The most emotionally difficult moment in Michelle Graham’s life was when five snakes in her lab died.

She had started a doctoral program studying jumping and flying snakes. There are several species of snakes that not only live in trees but can leap heroically from one to the next. Scientists still aren’t totally sure why they jump, but what Graham wanted to know was: How? How can an animal with no arms and no legs jump at all?

In hopes of observing them fly, her lab purchased from a reptile dealer several snakes collected in southeast Asia, then placed them in an improvised snake jungle gym fitted with GoPro cameras. The team wanted to learn how the snakes could curl up and then launch themselves toward tree branches and other targets, adjusting how they’re coiled to land each jump.

Graham loves animals. Horrified at the treatment of animals in factory farms and the torturous short lives they endured on their way to supermarkets and restaurants, she was, and still is, a vegan. She was comfortable, though, taking those snakes from the wild and putting them in her jungle gym, figuring that their life spent simply being observed would be no worse than in the wild. So she kept up her experiments.
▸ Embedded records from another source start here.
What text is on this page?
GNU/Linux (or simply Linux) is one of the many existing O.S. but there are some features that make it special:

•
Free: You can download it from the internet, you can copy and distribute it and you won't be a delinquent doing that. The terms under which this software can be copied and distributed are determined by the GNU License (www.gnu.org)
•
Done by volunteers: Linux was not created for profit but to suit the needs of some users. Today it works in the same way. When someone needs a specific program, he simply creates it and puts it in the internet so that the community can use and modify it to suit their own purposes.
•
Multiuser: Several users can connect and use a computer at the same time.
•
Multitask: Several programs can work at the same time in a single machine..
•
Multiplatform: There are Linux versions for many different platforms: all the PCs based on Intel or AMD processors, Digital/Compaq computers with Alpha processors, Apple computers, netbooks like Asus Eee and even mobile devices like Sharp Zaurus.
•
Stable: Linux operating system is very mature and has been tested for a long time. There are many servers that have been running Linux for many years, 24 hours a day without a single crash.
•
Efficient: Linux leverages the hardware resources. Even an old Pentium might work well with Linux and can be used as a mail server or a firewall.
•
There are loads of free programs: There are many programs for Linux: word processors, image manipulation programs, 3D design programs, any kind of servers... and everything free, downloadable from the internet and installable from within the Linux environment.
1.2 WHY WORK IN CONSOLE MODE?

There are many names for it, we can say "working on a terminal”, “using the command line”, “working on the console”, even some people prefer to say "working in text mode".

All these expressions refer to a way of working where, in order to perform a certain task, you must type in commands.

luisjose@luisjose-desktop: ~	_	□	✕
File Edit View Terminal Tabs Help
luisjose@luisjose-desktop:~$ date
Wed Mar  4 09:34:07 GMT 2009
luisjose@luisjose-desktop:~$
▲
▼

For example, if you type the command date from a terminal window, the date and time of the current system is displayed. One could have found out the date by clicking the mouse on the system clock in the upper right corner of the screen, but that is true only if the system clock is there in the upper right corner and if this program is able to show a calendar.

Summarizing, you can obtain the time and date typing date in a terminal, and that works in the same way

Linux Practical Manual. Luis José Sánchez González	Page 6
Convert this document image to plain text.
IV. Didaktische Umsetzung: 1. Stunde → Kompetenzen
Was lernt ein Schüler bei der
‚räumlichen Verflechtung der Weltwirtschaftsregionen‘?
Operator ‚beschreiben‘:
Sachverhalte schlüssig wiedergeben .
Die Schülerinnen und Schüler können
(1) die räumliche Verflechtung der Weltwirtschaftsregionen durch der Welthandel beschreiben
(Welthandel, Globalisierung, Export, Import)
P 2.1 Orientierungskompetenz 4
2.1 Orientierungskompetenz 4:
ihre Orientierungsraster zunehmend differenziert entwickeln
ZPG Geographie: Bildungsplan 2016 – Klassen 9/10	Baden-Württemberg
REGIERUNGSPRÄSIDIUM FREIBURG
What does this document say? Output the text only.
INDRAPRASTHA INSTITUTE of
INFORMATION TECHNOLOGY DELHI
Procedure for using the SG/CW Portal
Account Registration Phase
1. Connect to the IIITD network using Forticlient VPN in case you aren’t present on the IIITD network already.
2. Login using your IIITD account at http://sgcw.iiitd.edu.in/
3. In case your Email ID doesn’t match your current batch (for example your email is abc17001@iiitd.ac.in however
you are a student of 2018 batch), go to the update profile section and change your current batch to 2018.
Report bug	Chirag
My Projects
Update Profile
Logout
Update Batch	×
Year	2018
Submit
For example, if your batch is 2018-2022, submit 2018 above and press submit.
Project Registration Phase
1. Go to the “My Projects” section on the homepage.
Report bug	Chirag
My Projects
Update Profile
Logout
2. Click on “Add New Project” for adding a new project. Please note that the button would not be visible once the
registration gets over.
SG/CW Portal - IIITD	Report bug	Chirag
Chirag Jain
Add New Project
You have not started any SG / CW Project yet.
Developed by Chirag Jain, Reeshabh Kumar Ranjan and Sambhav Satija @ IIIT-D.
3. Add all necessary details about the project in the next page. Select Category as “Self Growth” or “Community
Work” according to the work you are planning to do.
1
And then, she recalls, it went “horribly wrong.”

Five snakes Graham’s research group purchased didn’t take well to life in captivity. One after another, they died, no matter what Graham and her colleagues tried to keep them going. “I felt like I killed them,” Graham says. The root biological cause of their deaths, whether starvation, stress, or illness, wasn’t important to her sense of guilt and responsibility. She bought them, and they died, and if she hadn’t bought them, they might have lived.

She was anguished by the loss. “I was thinking about quitting my PhD,” she recalls. She sought to figure out exactly what happened. “I needed to understand how stressed they were by the research I was doing,” Graham says. It was noninvasive, for the most part. “You still have to paint markers on the snake to track the body position over time, [which] involves holding them still. You have to move them around from one cage to another,” she explains. “How much does that bother them? What would their life have been like in the wild? Better or worse than it is in captivity?”

The short answer Graham got from the scientific literature was this: Nobody knows. Few people have studied what it’s like to be a wild animal. “I just felt really let down by how little the existing science told me about the welfare of these animals,” she says. “We know nothing about what their lives are like in the wild, from an animal-focused perspective.”

Graham is finishing up her PhD, but two years ago, she got a full-time job running a group called Wild Animal Initiative (WAI), which funds scientists interested in answering the questions that have long vexed her about animals in the wild: What brings them pain, and what brings them pleasure?